Denkleştirici adaleti ilkesi, haklı bir sebebe
dayanmadan, başkasının mal varlığından istifade ederek, kendi mal varlığını
artıran kişinin, elde ettiği kazanımı geri verme zorunda olduğunu ve gerçek bir
eski hale getirme yükümlülüğünü ifade eder.

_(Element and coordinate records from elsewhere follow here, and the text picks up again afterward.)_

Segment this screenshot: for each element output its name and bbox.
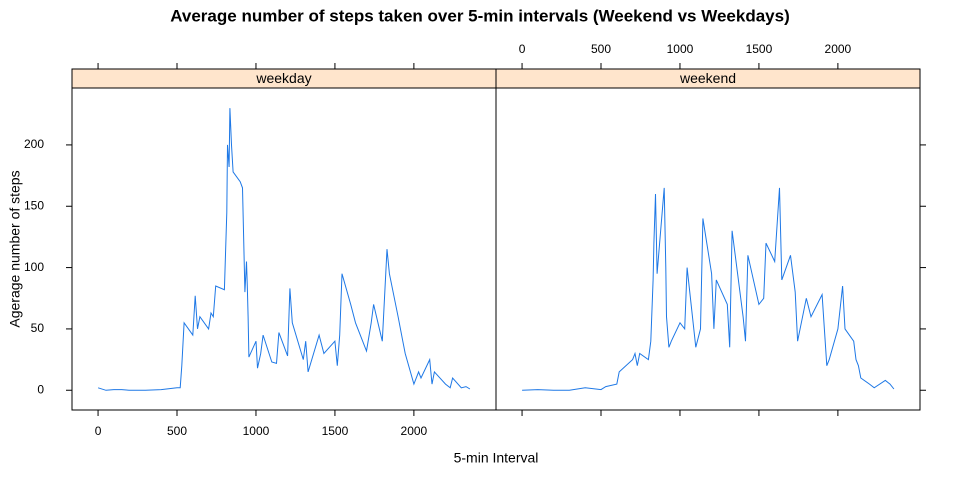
y-tick-label: 200 <box>24 137 44 151</box>
x-tick-label: 1000 <box>667 42 694 56</box>
y-axis-label: Agerage number of steps <box>7 170 23 327</box>
x-tick-label: 500 <box>591 42 611 56</box>
x-axis-label: 5-min Interval <box>454 450 539 466</box>
panel <box>71 87 497 411</box>
x-tick-label: 0 <box>95 424 102 438</box>
strip-label: weekday <box>255 70 311 86</box>
data-line <box>522 187 895 391</box>
x-tick-label: 2000 <box>825 42 852 56</box>
data-line <box>97 108 471 391</box>
y-tick-label: 0 <box>37 382 44 396</box>
y-tick-label: 150 <box>24 198 44 212</box>
x-tick-label: 1500 <box>746 42 773 56</box>
x-tick-label: 0 <box>519 42 526 56</box>
strip-label: weekend <box>679 70 736 86</box>
panel <box>495 87 921 411</box>
chart-title: Average number of steps taken over 5-min… <box>170 6 789 25</box>
x-tick-label: 2000 <box>401 424 428 438</box>
x-tick-label: 500 <box>167 424 187 438</box>
y-tick-label: 50 <box>31 321 45 335</box>
y-tick-label: 100 <box>24 260 44 274</box>
x-tick-label: 1000 <box>243 424 270 438</box>
x-tick-label: 1500 <box>322 424 349 438</box>
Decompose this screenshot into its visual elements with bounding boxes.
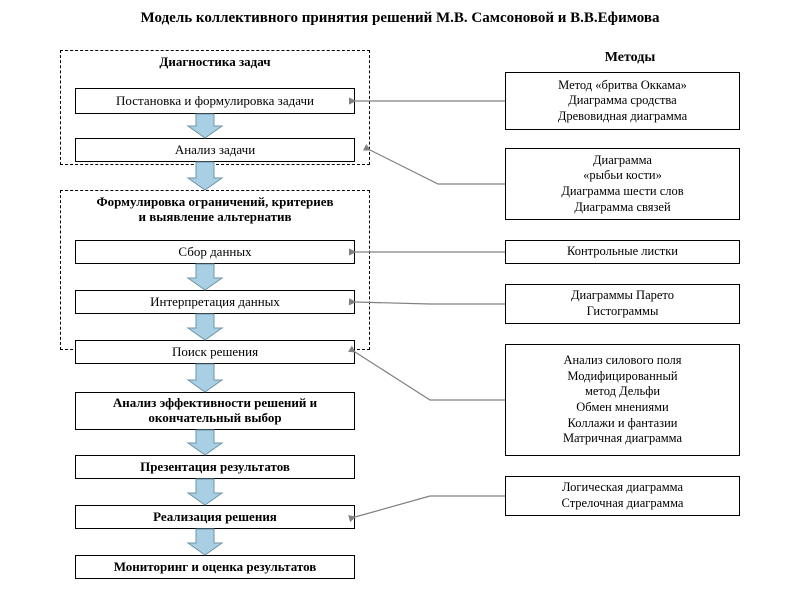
method-line: Модифицированный: [567, 369, 677, 385]
method-box: Метод «бритва Оккама»Диаграмма сродстваД…: [505, 72, 740, 130]
flow-step: Реализация решения: [75, 505, 355, 529]
down-arrow-icon: [188, 430, 222, 455]
flow-step: Поиск решения: [75, 340, 355, 364]
connector-line: [355, 496, 505, 517]
method-line: Гистограммы: [587, 304, 659, 320]
down-arrow-icon: [188, 364, 222, 392]
method-line: Диаграмма шести слов: [561, 184, 683, 200]
flow-step: Анализ задачи: [75, 138, 355, 162]
methods-header: Методы: [555, 50, 705, 66]
method-line: Диаграмма сродства: [568, 93, 676, 109]
method-line: Диаграммы Парето: [571, 288, 674, 304]
flow-step: Анализ эффективности решений иокончатель…: [75, 392, 355, 430]
method-line: Коллажи и фантазии: [568, 416, 678, 432]
connector-line: [355, 352, 505, 400]
flow-step: Мониторинг и оценка результатов: [75, 555, 355, 579]
group-title: Формулировка ограничений, критериеви выя…: [61, 195, 369, 225]
method-line: Диаграмма: [593, 153, 652, 169]
method-line: Диаграмма связей: [574, 200, 670, 216]
method-box: Диаграмма«рыбьи кости»Диаграмма шести сл…: [505, 148, 740, 220]
method-line: Контрольные листки: [567, 244, 678, 260]
method-box: Логическая диаграммаСтрелочная диаграмма: [505, 476, 740, 516]
connector-line: [370, 150, 505, 184]
method-line: Древовидная диаграмма: [558, 109, 687, 125]
dashed-group: Формулировка ограничений, критериеви выя…: [60, 190, 370, 350]
method-line: Анализ силового поля: [563, 353, 681, 369]
flow-step: Презентация результатов: [75, 455, 355, 479]
method-line: Логическая диаграмма: [562, 480, 683, 496]
down-arrow-icon: [188, 479, 222, 505]
method-line: Обмен мнениями: [576, 400, 668, 416]
method-line: Метод «бритва Оккама»: [558, 78, 687, 94]
method-line: Матричная диаграмма: [563, 431, 682, 447]
down-arrow-icon: [188, 162, 222, 190]
flow-step: Сбор данных: [75, 240, 355, 264]
diagram-title: Модель коллективного принятия решений М.…: [0, 10, 800, 27]
method-box: Диаграммы ПаретоГистограммы: [505, 284, 740, 324]
flow-step: Постановка и формулировка задачи: [75, 88, 355, 114]
method-line: Стрелочная диаграмма: [562, 496, 684, 512]
method-line: «рыбьи кости»: [583, 168, 662, 184]
method-box: Анализ силового поляМодифицированныймето…: [505, 344, 740, 456]
method-box: Контрольные листки: [505, 240, 740, 264]
down-arrow-icon: [188, 529, 222, 555]
group-title: Диагностика задач: [61, 55, 369, 70]
connector-line: [355, 302, 505, 304]
method-line: метод Дельфи: [585, 384, 660, 400]
flow-step: Интерпретация данных: [75, 290, 355, 314]
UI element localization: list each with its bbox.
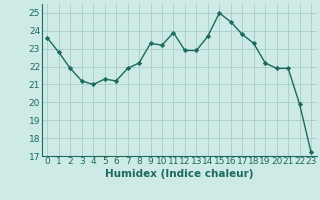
X-axis label: Humidex (Indice chaleur): Humidex (Indice chaleur): [105, 169, 253, 179]
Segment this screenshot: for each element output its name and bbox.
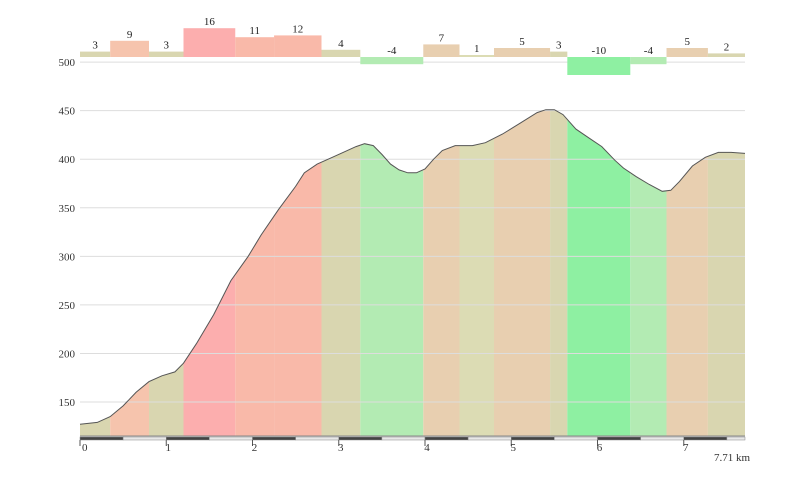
grade-label: 3 bbox=[164, 40, 170, 52]
grade-label: -4 bbox=[387, 45, 397, 57]
grade-label: 7 bbox=[439, 32, 445, 44]
y-tick-label: 250 bbox=[59, 300, 76, 312]
grade-label: 1 bbox=[474, 43, 480, 55]
x-axis-scale-segment bbox=[79, 436, 124, 441]
x-axis bbox=[79, 435, 746, 441]
grade-label: -10 bbox=[591, 45, 606, 57]
grade-label: 2 bbox=[724, 41, 730, 53]
y-tick-label: 400 bbox=[59, 154, 76, 166]
x-tick-label: 7 bbox=[683, 442, 689, 454]
grade-label: 12 bbox=[292, 23, 303, 35]
grade-label: 3 bbox=[556, 40, 562, 52]
x-tick-label: 0 bbox=[82, 442, 88, 454]
grade-bar-segment bbox=[149, 51, 184, 57]
sky-mask-area bbox=[80, 32, 745, 425]
x-tick-label: 5 bbox=[511, 442, 517, 454]
x-axis-scale-segment bbox=[166, 436, 210, 441]
grade-bar-segment bbox=[666, 48, 708, 57]
x-axis-ticks: 0 1 2 3 4 5 6 7 bbox=[79, 440, 689, 454]
grade-label: -4 bbox=[644, 45, 654, 57]
x-axis-scale-segment bbox=[381, 436, 426, 441]
grade-bar-segment bbox=[550, 51, 568, 57]
x-tick-label: 2 bbox=[252, 442, 258, 454]
x-axis-scale-segment bbox=[122, 436, 167, 441]
profile-line bbox=[79, 109, 746, 425]
grade-label: 4 bbox=[338, 38, 344, 50]
x-axis-scale-segment bbox=[683, 436, 728, 441]
y-tick-label: 200 bbox=[59, 348, 76, 360]
x-axis-scale-segment bbox=[424, 436, 469, 441]
grade-bar-segment bbox=[360, 57, 424, 65]
x-axis-scale-segment bbox=[511, 436, 555, 441]
x-axis-scale-segment bbox=[209, 436, 253, 441]
x-axis-scale-segment bbox=[252, 436, 296, 441]
grade-bar-segment bbox=[567, 57, 631, 75]
grade-label: 16 bbox=[204, 16, 216, 28]
y-tick-label: 300 bbox=[59, 251, 76, 263]
grade-bar-segment bbox=[235, 37, 275, 57]
x-axis-scale-segment bbox=[338, 436, 383, 441]
x-tick-label: 3 bbox=[338, 442, 344, 454]
grade-bar: 3 9 3 16 11 12 4 -4 7 1 5 3 -10 -4 5 2 bbox=[80, 16, 745, 75]
y-tick-label: 350 bbox=[59, 203, 76, 215]
x-axis-scale-segment bbox=[726, 436, 746, 441]
grade-label: 3 bbox=[92, 40, 98, 52]
grade-label: 9 bbox=[127, 29, 133, 41]
grade-label: 11 bbox=[249, 25, 260, 37]
x-tick-label: 1 bbox=[166, 442, 172, 454]
grade-bar-segment bbox=[707, 53, 745, 57]
x-tick-label: 6 bbox=[597, 442, 603, 454]
x-tick-label: 4 bbox=[424, 442, 430, 454]
grade-band bbox=[550, 33, 568, 436]
grade-bar-segment bbox=[274, 35, 322, 57]
x-axis-scale-segment bbox=[640, 436, 685, 441]
grade-bar-segment bbox=[423, 44, 460, 57]
y-axis-ticks: 150 200 250 300 350 400 450 500 bbox=[59, 57, 76, 409]
x-axis-scale-segment bbox=[467, 436, 512, 441]
grade-bar-segment bbox=[494, 48, 551, 57]
grade-bar-segment bbox=[630, 57, 667, 65]
y-tick-label: 500 bbox=[59, 57, 76, 69]
grade-bar-segment bbox=[321, 49, 361, 57]
grade-label: 5 bbox=[519, 36, 525, 48]
grade-bar-segment bbox=[80, 51, 111, 57]
x-axis-scale-segment bbox=[295, 436, 340, 441]
elevation-profile bbox=[79, 109, 746, 425]
grade-label: 5 bbox=[684, 36, 690, 48]
grade-bar-segment bbox=[459, 55, 495, 57]
y-tick-label: 450 bbox=[59, 106, 76, 118]
grade-bar-segment bbox=[110, 40, 150, 57]
x-axis-scale-segment bbox=[597, 436, 641, 441]
grade-bar-segment bbox=[183, 28, 236, 57]
x-axis-scale-segment bbox=[554, 436, 598, 441]
total-distance-label: 7.71 km bbox=[714, 452, 751, 464]
y-tick-label: 150 bbox=[59, 397, 76, 409]
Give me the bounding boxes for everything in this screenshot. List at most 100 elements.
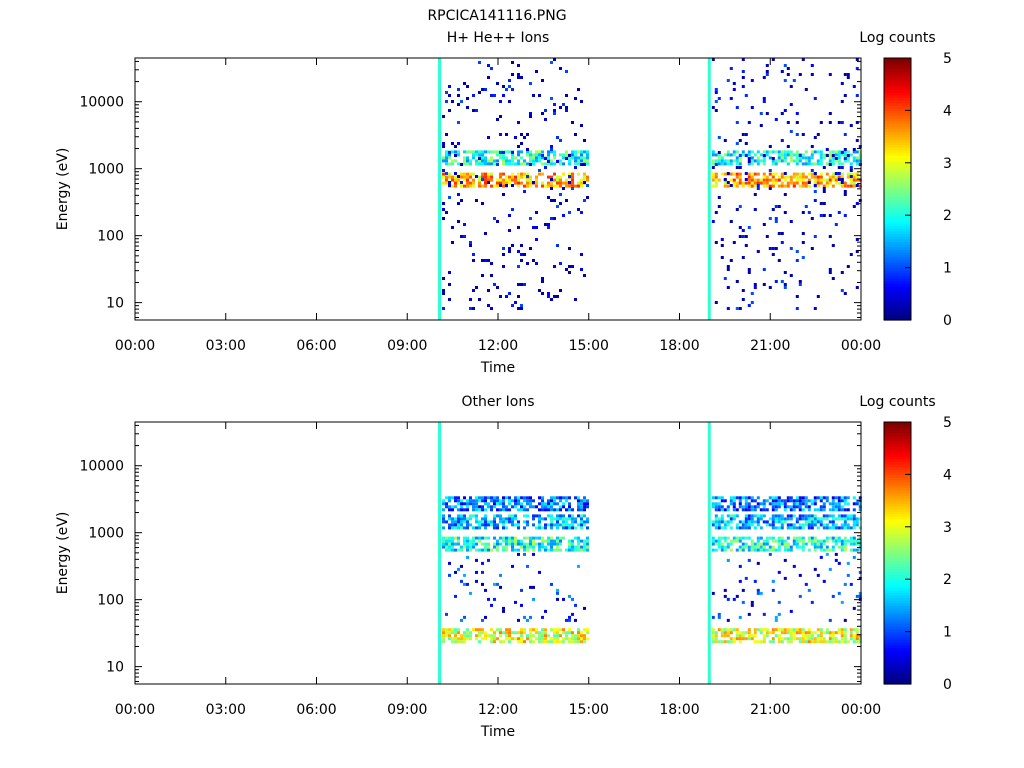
spectrogram-cell [544, 628, 547, 632]
spectrogram-cell [538, 526, 541, 530]
spectrogram-cell [442, 526, 445, 530]
spectrogram-cell [843, 73, 847, 76]
spectrogram-cell [855, 162, 859, 166]
spectrogram-cell [849, 536, 853, 540]
colorbar-step [884, 571, 911, 575]
spectrogram-cell [571, 634, 574, 638]
spectrogram-cell [741, 536, 745, 540]
spectrogram-cell [505, 628, 508, 632]
spectrogram-cell [711, 496, 715, 500]
spectrogram-cell [852, 175, 856, 179]
spectrogram-cell [762, 637, 766, 641]
spectrogram-cell [499, 156, 502, 160]
spectrogram-cell [496, 514, 499, 518]
colorbar-step [884, 110, 911, 114]
spectrogram-cell [442, 145, 445, 148]
colorbar-step [884, 157, 911, 161]
spectrogram-cell [837, 178, 841, 181]
colorbar-tick-label: 0 [943, 677, 952, 693]
spectrogram-cell [771, 628, 775, 632]
colorbar-step [884, 220, 911, 224]
spectrogram-cell [801, 508, 805, 512]
spectrogram-cell [777, 536, 781, 540]
spectrogram-cell [469, 307, 472, 310]
spectrogram-cell [583, 520, 586, 524]
spectrogram-cell [771, 637, 775, 641]
spectrogram-cell [762, 175, 766, 179]
spectrogram-cell [457, 94, 460, 97]
spectrogram-cell [526, 499, 529, 503]
spectrogram-cell [777, 205, 781, 208]
spectrogram-cell [550, 199, 553, 202]
spectrogram-cell [454, 178, 457, 182]
spectrogram-cell [849, 637, 853, 641]
spectrogram-cell [520, 628, 523, 632]
spectrogram-cell [451, 150, 454, 154]
spectrogram-cell [529, 153, 532, 157]
colorbar-step [884, 225, 911, 229]
spectrogram-cell [741, 548, 745, 552]
spectrogram-cell [484, 526, 487, 530]
spectrogram-cell [532, 585, 535, 589]
spectrogram-cell [541, 172, 544, 176]
spectrogram-cell [451, 159, 454, 163]
spectrogram-cell [562, 520, 565, 524]
spectrogram-cell [526, 520, 529, 524]
spectrogram-cell [493, 502, 496, 506]
spectrogram-cell [750, 184, 754, 188]
spectrogram-cell [810, 150, 814, 154]
spectrogram-cell [460, 634, 463, 638]
spectrogram-cell [831, 634, 835, 638]
spectrogram-cell [780, 156, 784, 160]
spectrogram-cell [568, 247, 571, 250]
spectrogram-cell [517, 548, 520, 552]
spectrogram-cell [819, 156, 823, 160]
spectrogram-cell [777, 640, 781, 644]
spectrogram-cell [765, 181, 769, 185]
spectrogram-cell [526, 175, 529, 178]
colorbar-step [884, 639, 911, 643]
spectrogram-cell [732, 505, 736, 509]
spectrogram-cell [780, 542, 784, 546]
colorbar-step [884, 615, 911, 620]
spectrogram-cell [487, 548, 490, 552]
spectrogram-cell [577, 181, 580, 185]
spectrogram-cell [822, 631, 826, 635]
spectrogram-cell [583, 548, 586, 552]
spectrogram-cell [490, 548, 493, 552]
spectrogram-cell [813, 539, 817, 543]
spectrogram-cell [795, 517, 799, 521]
spectrogram-cell [843, 148, 847, 151]
spectrogram-cell [828, 637, 832, 641]
spectrogram-cell [843, 631, 847, 635]
colorbar-step [884, 518, 911, 523]
spectrogram-cell [714, 159, 718, 163]
spectrogram-cell [807, 634, 811, 638]
spectrogram-cell [801, 539, 805, 543]
spectrogram-cell [762, 640, 766, 644]
spectrogram-cell [783, 211, 787, 214]
spectrogram-cell [714, 163, 718, 166]
colorbar-step [884, 215, 911, 219]
spectrogram-cell [544, 118, 547, 121]
spectrogram-cell [750, 517, 754, 521]
spectrogram-cell [723, 536, 727, 540]
spectrogram-cell [499, 508, 502, 512]
spectrogram-cell [765, 64, 769, 67]
spectrogram-cell [804, 205, 808, 208]
spectrogram-cell [520, 244, 523, 247]
spectrogram-cell [559, 162, 562, 166]
spectrogram-cell [487, 159, 490, 163]
spectrogram-cell [846, 175, 850, 179]
spectrogram-cell [717, 97, 721, 100]
spectrogram-cell [460, 517, 463, 521]
spectrogram-cell [580, 523, 583, 527]
spectrogram-cell [735, 121, 739, 124]
spectrogram-cell [786, 150, 790, 154]
spectrogram-cell [753, 508, 757, 512]
spectrogram-cell [762, 178, 766, 182]
spectrogram-cell [565, 548, 568, 552]
spectrogram-cell [753, 181, 757, 185]
spectrogram-cell [780, 181, 784, 185]
x-tick-label: 15:00 [569, 338, 609, 354]
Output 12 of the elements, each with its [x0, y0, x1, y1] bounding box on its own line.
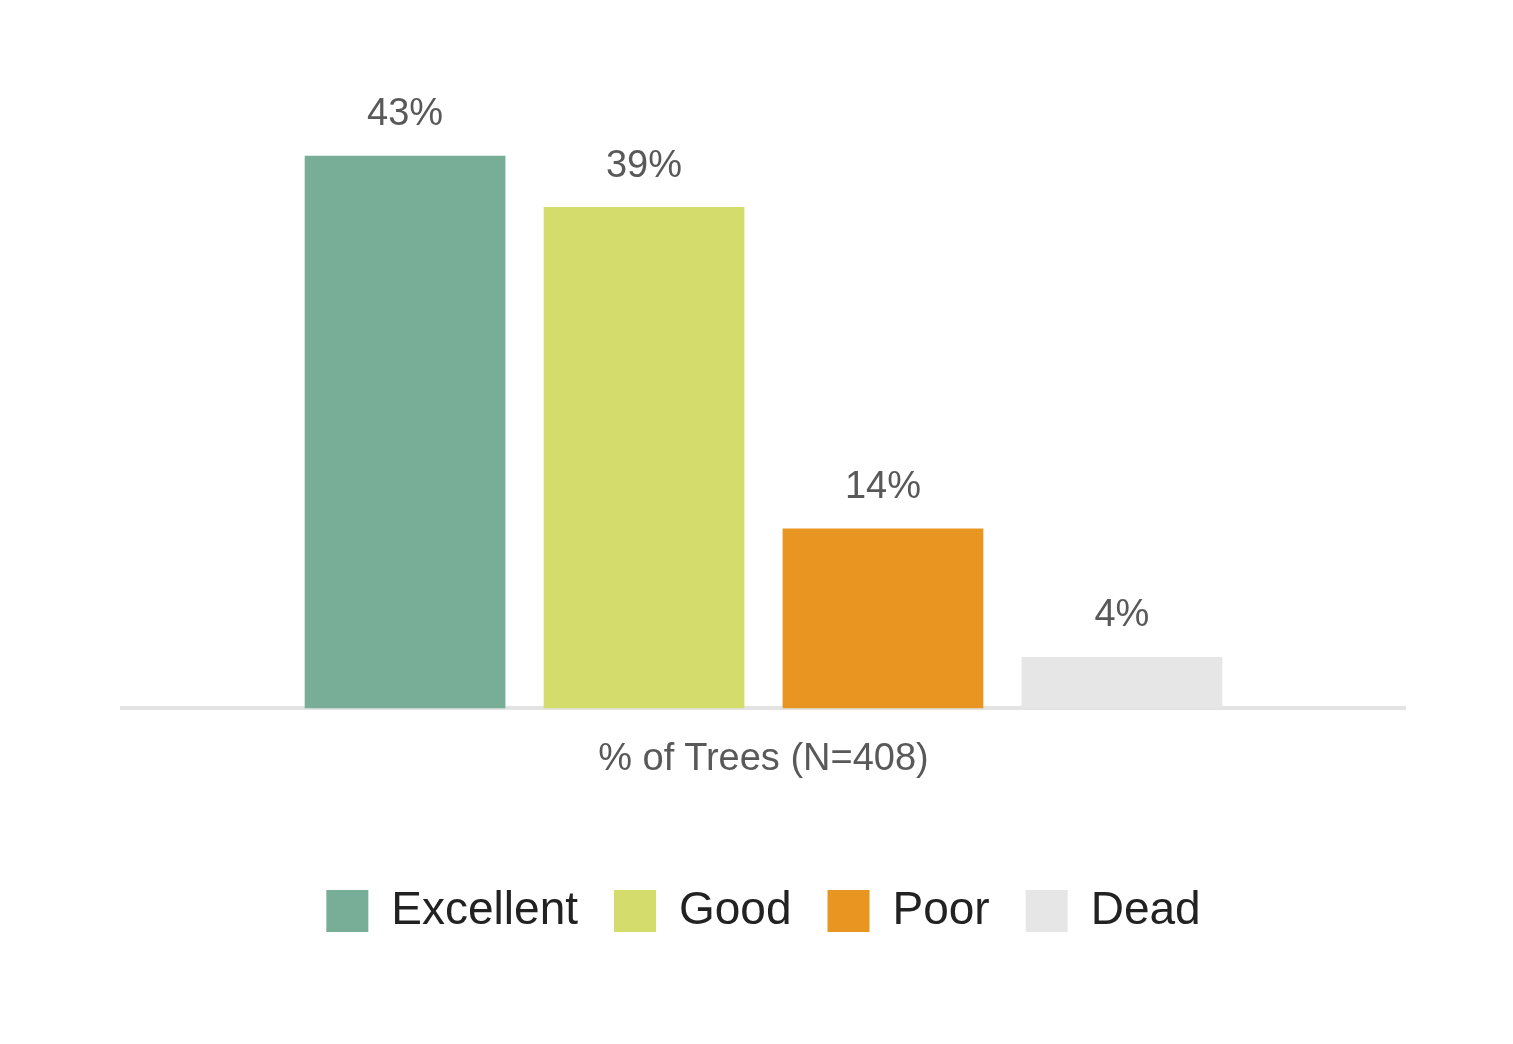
bar [304, 155, 506, 709]
data-label: 39% [605, 142, 683, 185]
data-label: 14% [844, 463, 922, 506]
legend-label: Poor [892, 881, 990, 934]
x-axis-title: % of Trees (N=408) [598, 735, 929, 778]
legend-label: Dead [1090, 881, 1201, 934]
data-label: 43% [367, 91, 444, 134]
data-label: 4% [1094, 592, 1150, 635]
legend-label: Excellent [391, 881, 579, 934]
legend-label: Good [678, 881, 792, 934]
bar [543, 207, 745, 709]
bar [782, 528, 984, 709]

Denkleştirici adalet ilkesi gereğince güncelleme
yapılırken, güncellemeye esas alınan somut veriler tek tek uygulanarak ödeme
tarihinden ifanın imkânsız hale geldiği tarihe kadar paranın ulaştığı değer her
bir dönem için hesaplanmalı, sonra bunların ortalaması alınmalıdır.”
şeklindedir.
Sebepsiz
zenginleşme kapsamında tarafların iyi niyetli olup olmamasına göre
değerlendirme yapmak gerekir. Zira geri verme borcunun kapsamı, sebepsiz
zenginleşen kimsenin iyiniyetli olup olmamasına göre değişir. Zenginleşen kimse
iyiniyetli ise, yani malvarlığında gerçekleşen zenginleşmeyi geri vereceğini
bilmiyor veya bilmesi gerekmiyorsa, geri verme anında elinde kalmış olan
miktarı vermekle borcundan kurtulur. Daha önce elinden çıkmış olan kısmı geri
vermekle yükümlü değildir. (Yargıtay 9. Hukuk Dairesi’nin 30.05.2017 tarihli,
2017/4826 Esas ve 2017/9393 sayılı kararı) Ayrıca sebepsiz zenginleşen kimsenin
iyiniyetli olması durumunda ise yaptığı zorunlu ve yararlı giderleri
isteme hakkı bulunmaktadır. Ancak zenginleşen, zenginleşmeyi iyiniyetli
olmaksızın elden çıkarmışsa veya elden çıkarırken ileride geri vermek zorunda
kalabileceğini hesaba katması gerekiyorsa, zenginleşmenin tamamını geri
vermekle de yükümlüdür.
Kanun koyucu sebepsiz zenginleşen bu
zenginleşmeyi geri vermekle yükümlü kılmışsa da hukuka veya ahlaka aykırı bir sonucun
gerçekleşmesi amacıyla verilen şeyin geri istenemeyeceğini belirlemiştir.
Sebepsiz zenginleşmeden doğan istem hakkı, hak
sahibinin geri isteme hakkı olduğunu öğrendiği tarihten başlayarak iki
yılın ve her hâlde zenginleşmenin gerçekleştiği tarihten başlayarak on
yılın geçmesiyle zamanaşımına uğrar.